In the past, The Washington Post (WPO) presented investors with a compelling opportunity for above average gains. Warren Buffett saw this potential as WPO is the 13th largest holding in the Berkshire Hathaway (NYSE:BRK.A) (NYSE:BRK.B) portfolio.
The company name could almost be "Washington Post University" as it is primarily an education and training based business. WPO, through its subsidiaries under the Kaplan name, offers a variety of educational services such as certificate, diploma and degree programs through its campus and online. The revenue breakdown for WPO is as follows: 58% education, 18% cable television, 15% newspaper publishing, 8% television broadcasting and 1% other businesses.
The Washington Post typically raises the dividend every year. However, the payout has remained stagnant in certain years. The longest stretch without an increase was from 1991 to 1994. On a positive note, the payout was never decreased year to year. The current yield is 2.9%.
The company does have some challenges to overcome. Total operating revenue decreased 10% from 2010 to 2011. Income from operations also decreased 47% for the same period. Earnings per share suffered a 53% drop.
It looks like losses in Q1 are still tied to the education part of the business, Kaplan. Kaplan revenue decreased 11% in Q1 2012 as compared to Q1 2011. This needs to turn around for WPO as education comprised 58% of total revenue.

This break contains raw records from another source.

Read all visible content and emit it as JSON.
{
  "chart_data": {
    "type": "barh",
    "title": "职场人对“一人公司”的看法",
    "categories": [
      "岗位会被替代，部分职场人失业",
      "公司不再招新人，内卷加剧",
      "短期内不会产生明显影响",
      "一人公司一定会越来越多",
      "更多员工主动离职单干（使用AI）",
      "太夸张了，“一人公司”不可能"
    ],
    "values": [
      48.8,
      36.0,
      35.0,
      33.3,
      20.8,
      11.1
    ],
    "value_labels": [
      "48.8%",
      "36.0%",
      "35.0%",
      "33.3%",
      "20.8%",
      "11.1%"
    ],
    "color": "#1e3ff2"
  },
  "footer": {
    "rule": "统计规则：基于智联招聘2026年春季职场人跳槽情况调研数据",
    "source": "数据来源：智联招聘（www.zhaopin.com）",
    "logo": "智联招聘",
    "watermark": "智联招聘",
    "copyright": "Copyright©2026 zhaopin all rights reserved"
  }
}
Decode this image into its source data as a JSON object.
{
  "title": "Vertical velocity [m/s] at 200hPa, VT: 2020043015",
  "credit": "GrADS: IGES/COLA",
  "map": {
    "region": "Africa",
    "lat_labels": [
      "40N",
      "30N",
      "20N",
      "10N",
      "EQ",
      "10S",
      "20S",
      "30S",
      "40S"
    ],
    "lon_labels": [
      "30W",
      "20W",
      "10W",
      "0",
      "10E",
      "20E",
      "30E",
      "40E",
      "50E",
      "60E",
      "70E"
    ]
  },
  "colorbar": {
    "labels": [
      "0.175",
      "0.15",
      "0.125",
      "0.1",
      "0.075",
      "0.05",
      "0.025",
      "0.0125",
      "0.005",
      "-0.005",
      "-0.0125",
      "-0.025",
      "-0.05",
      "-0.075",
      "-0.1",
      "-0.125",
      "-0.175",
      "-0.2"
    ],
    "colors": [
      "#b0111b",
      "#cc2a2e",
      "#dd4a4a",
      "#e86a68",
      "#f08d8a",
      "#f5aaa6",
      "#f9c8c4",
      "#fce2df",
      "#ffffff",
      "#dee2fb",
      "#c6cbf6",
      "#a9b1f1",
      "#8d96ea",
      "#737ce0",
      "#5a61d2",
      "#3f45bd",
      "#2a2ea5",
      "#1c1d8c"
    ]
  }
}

The newspaper division revenue decreased 8% for Q1 2012. Cable One experienced no percentage change in revenue, but it had a 13% decrease in operating income for Q1 2012.
This is troubling since the three largest sources of revenue for the company struggle to grow. With the Kaplan division, students enrolled in large numbers two, three and four years ago. However, these large numbers are beginning to graduate. So, Kaplan needs to find a way to increase new enrollments. This is no easy task with education costs rising 5.9% per year.
WPO is undervalued as it trades right around its book value per share. Few stocks can make this claim. However, the ones that do typically have experienced underlying issues that need to be resolved. In WPO's case, this is declining revenue for its largest business.
WPO has beat earnings estimates in three of the last four quarters. However, earnings are expected to decrease 16% this year and 7.6% next year. Potential investors may want to wait for a turnaround in the business before investing. This is the type of company that should be able to rebound for the long-term. A wait and see approach might be the best strategy.
Disclosure: I have no positions in any stocks mentioned, and no plans to initiate any positions within the next 72 hours.